Technology as Friend, Foe, or Partner?
The latest book by MIT researchers Andrew McAfee and Erik Brynjolfsson explores the human/machine relationship and how businesses can prepare for the changes that the next 10 years will bring.
We live in an age of fear. Start with the big picture, ISIS, the ideological divide in Washington, and the turbulent economic/business environment.
However, fear really centers locally in us as individuals. We internalize everything that happens in the big picture and frame it for our own little world. We never lose sight of the key questions: What does this mean to me? What happens to me in a few years? To my family?
Crop the big picture down just a bit so we are focusing on technology. Golly, gee, we love our technology.
The supercomputer of a phone in our pocket becomes a dinner companion, even on date night with someone special. Google and Siri feed us a world of facts that help us close big business deals or search for movie and sports trivia. Technology fuels automation. A few clicks and that latest gadget is on its way from Amazon, the only human touch points coming when it is loaded and unloaded by next-day delivery services. The money to pay for it? All digital.
But there can be a dark side to technology and automation. We recognize it every time we read about a data breach, and the uncertainty is slowly bleeding into other aspects of life. There's a buzz these days about whether AI-based machines will replace humans in the workplace. If tech catches up to our company, will we still have a job? That job is what makes everything else possible.

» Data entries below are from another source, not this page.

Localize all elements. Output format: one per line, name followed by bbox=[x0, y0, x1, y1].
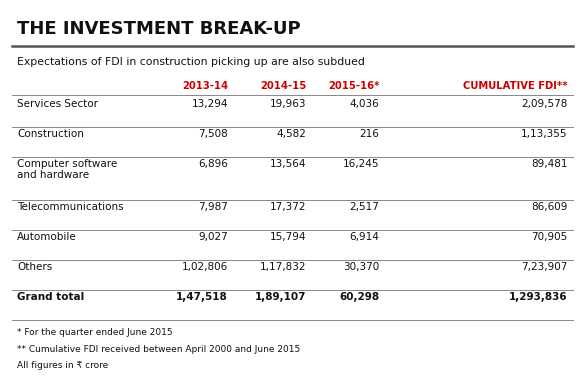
Text: Automobile: Automobile bbox=[18, 232, 77, 242]
Text: Grand total: Grand total bbox=[18, 292, 85, 302]
Text: 60,298: 60,298 bbox=[339, 292, 380, 302]
Text: 2,517: 2,517 bbox=[350, 202, 380, 212]
Text: All figures in ₹ crore: All figures in ₹ crore bbox=[18, 361, 109, 370]
Text: 70,905: 70,905 bbox=[531, 232, 567, 242]
Text: Others: Others bbox=[18, 262, 53, 272]
Text: 1,47,518: 1,47,518 bbox=[176, 292, 228, 302]
Text: 7,23,907: 7,23,907 bbox=[521, 262, 567, 272]
Text: 7,987: 7,987 bbox=[198, 202, 228, 212]
Text: Expectations of FDI in construction picking up are also subdued: Expectations of FDI in construction pick… bbox=[18, 57, 365, 67]
Text: CUMULATIVE FDI**: CUMULATIVE FDI** bbox=[463, 81, 567, 91]
Text: Telecommunications: Telecommunications bbox=[18, 202, 124, 212]
Text: 2013-14: 2013-14 bbox=[182, 81, 228, 91]
Text: Construction: Construction bbox=[18, 129, 84, 139]
Text: 1,13,355: 1,13,355 bbox=[521, 129, 567, 139]
Text: 30,370: 30,370 bbox=[343, 262, 380, 272]
Text: 1,17,832: 1,17,832 bbox=[260, 262, 307, 272]
Text: * For the quarter ended June 2015: * For the quarter ended June 2015 bbox=[18, 328, 173, 338]
Text: 15,794: 15,794 bbox=[270, 232, 307, 242]
Text: 89,481: 89,481 bbox=[531, 158, 567, 169]
Text: ** Cumulative FDI received between April 2000 and June 2015: ** Cumulative FDI received between April… bbox=[18, 345, 301, 354]
Text: 1,02,806: 1,02,806 bbox=[182, 262, 228, 272]
Text: 4,036: 4,036 bbox=[350, 99, 380, 109]
Text: THE INVESTMENT BREAK-UP: THE INVESTMENT BREAK-UP bbox=[18, 21, 301, 38]
Text: 1,89,107: 1,89,107 bbox=[255, 292, 307, 302]
Text: 2015-16*: 2015-16* bbox=[328, 81, 380, 91]
Text: 9,027: 9,027 bbox=[198, 232, 228, 242]
Text: 19,963: 19,963 bbox=[270, 99, 307, 109]
Text: Computer software
and hardware: Computer software and hardware bbox=[18, 158, 118, 180]
Text: 17,372: 17,372 bbox=[270, 202, 307, 212]
Text: 7,508: 7,508 bbox=[198, 129, 228, 139]
Text: 1,293,836: 1,293,836 bbox=[509, 292, 567, 302]
Text: 2,09,578: 2,09,578 bbox=[521, 99, 567, 109]
Text: 216: 216 bbox=[360, 129, 380, 139]
Text: 13,294: 13,294 bbox=[191, 99, 228, 109]
Text: 86,609: 86,609 bbox=[531, 202, 567, 212]
Text: Services Sector: Services Sector bbox=[18, 99, 98, 109]
Text: 4,582: 4,582 bbox=[277, 129, 307, 139]
Text: 6,896: 6,896 bbox=[198, 158, 228, 169]
Text: 6,914: 6,914 bbox=[350, 232, 380, 242]
Text: 16,245: 16,245 bbox=[343, 158, 380, 169]
Text: 2014-15: 2014-15 bbox=[260, 81, 307, 91]
Text: 13,564: 13,564 bbox=[270, 158, 307, 169]
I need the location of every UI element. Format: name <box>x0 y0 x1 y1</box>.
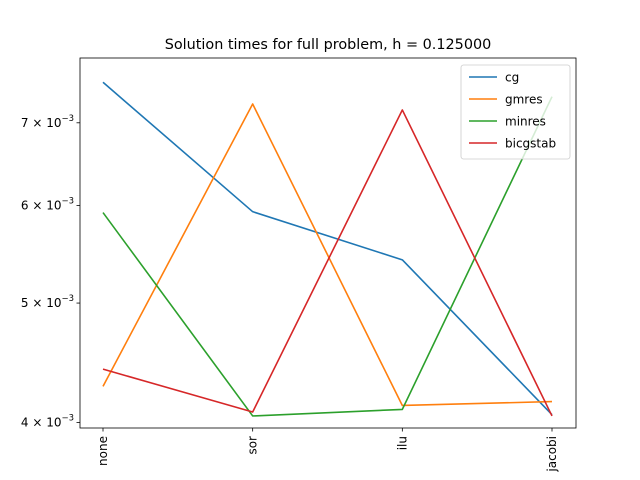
x-axis: none sor ilu jacobi <box>96 428 559 473</box>
series-line-gmres <box>102 103 553 407</box>
legend-box <box>460 64 571 160</box>
series-layer <box>102 81 553 417</box>
y-axis: 4 × 10−3 5 × 10−3 6 × 10−3 7 × 10−3 <box>21 114 80 430</box>
legend: cg gmres minres bicgstab <box>460 64 571 160</box>
series-line-cg <box>102 81 553 416</box>
series-line-minres <box>102 96 553 417</box>
legend-label-bicgstab: bicgstab <box>505 137 556 151</box>
plot-frame <box>79 57 577 429</box>
y-tick-label-1: 5 × 10−3 <box>21 294 74 310</box>
y-tick-label-3: 7 × 10−3 <box>21 114 74 130</box>
legend-label-cg: cg <box>505 71 519 85</box>
x-tick-label-ilu: ilu <box>395 436 409 450</box>
chart-title: Solution times for full problem, h = 0.1… <box>165 37 492 53</box>
y-tick-label-0: 4 × 10−3 <box>21 414 74 430</box>
x-tick-label-none: none <box>96 436 110 466</box>
x-tick-label-jacobi: jacobi <box>545 436 559 473</box>
legend-label-gmres: gmres <box>505 93 543 107</box>
legend-label-minres: minres <box>505 115 546 129</box>
y-tick-label-2: 6 × 10−3 <box>21 196 74 212</box>
series-line-bicgstab <box>102 109 553 417</box>
x-tick-label-sor: sor <box>246 436 260 455</box>
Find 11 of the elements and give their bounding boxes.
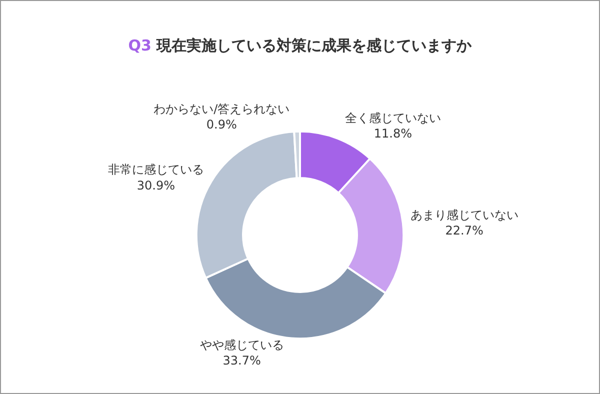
data-label: 30.9% [136, 178, 175, 192]
data-label: 0.9% [206, 117, 237, 132]
data-label: 11.8% [374, 126, 412, 140]
slice-label: 全く感じていない [344, 110, 441, 125]
data-label: 33.7% [222, 354, 261, 368]
slice-label: 非常に感じている [108, 162, 204, 177]
chart-title: Q3 現在実施している対策に成果を感じていますか [128, 36, 473, 55]
slice-label: やや感じている [200, 338, 284, 352]
slice-label: あまり感じていない [410, 208, 518, 222]
slice-label: わからない/答えられない [154, 102, 290, 116]
data-label: 22.7% [445, 224, 484, 238]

MIT researchers and thought leaders Andrew McAfee and Erik Brynjolfsson have studied this dynamic extensively, looking at the relationship between humans and machines for about a decade. They have explored how computers, robots, and data are impacting business, the workplace, and our lives.
Their latest book, being released today, is Machine, Platform, Crowd: Harnessing Our Digital Future.
McAfee provided a taste of the work in his keynote address at last month's Interop ITX conference. Then, he highlighted how Google Deepmind's AlphaGo defeated the world's best Go player. He discussed how companies such as Uber and AirBnB have disrupted industries despite having virtually no traditional corporate assets.
A preview of the new book on Amazon opens with some of the same points, setting the stage for a discussion of how businesses can prepare for the changes that have already established a pretty solid foothold in the business world and in our lives as consumers and workers.
The authors said we are in "Phase 2 of the 2nd Machine Age," noting, "First, it's a time when technologies are demonstrating that they can do work that we've never thought of as pre-programmed or routine. Second, hundreds of millions of people started to have powerful, flexible and connected computers with them at all times."
The authors go on to describe the "counterparts" that traditional business structures have in the emerging digital world. Think of the human "mind" as pairing with machine intelligence, something that is already part of the work environment with accountants relying on spreadsheets and robots supplementing the human workforce on the factory floor.
Traditional "products" have a counterpart in what the authors call the "platform," or the services that have become central to so many companies, new and old. Then, there is the existing "core" of a business, a company's knowledge, processes, expertise and capabilities. The core's counterpart is the "crowd," which you can think of as the crowd-sourcing concept that emerged a decade ago, but is now much bigger with machines sharing knowledge and ideas.
Does all of this mean a computer will replace you in the office? It doesn't have to. The authors seem to lean toward the idea that technology will augment, not replace human workers.
"We're not going to tell you that minds, products, and core are obsolete, or headed that way. Such a claim would be absurd. As we'll show repeatedly, human abilities, excellent goods and services, and strong organizational capabilities remain essential to business success," Brynjolfsson and McAfee wrote in their first chapter. "Companies need to rethink the balance between minds and machines, between products and platforms, and between the core and the crowd."
They make an interesting point about the role of machines in business, placing the burden of deciding to replace humans with machines on people -- the businesses -- writing, "Technology is a tool. That is true whether it's a hammer or a deep neural network. Tools don't decide what happens to people. We decide."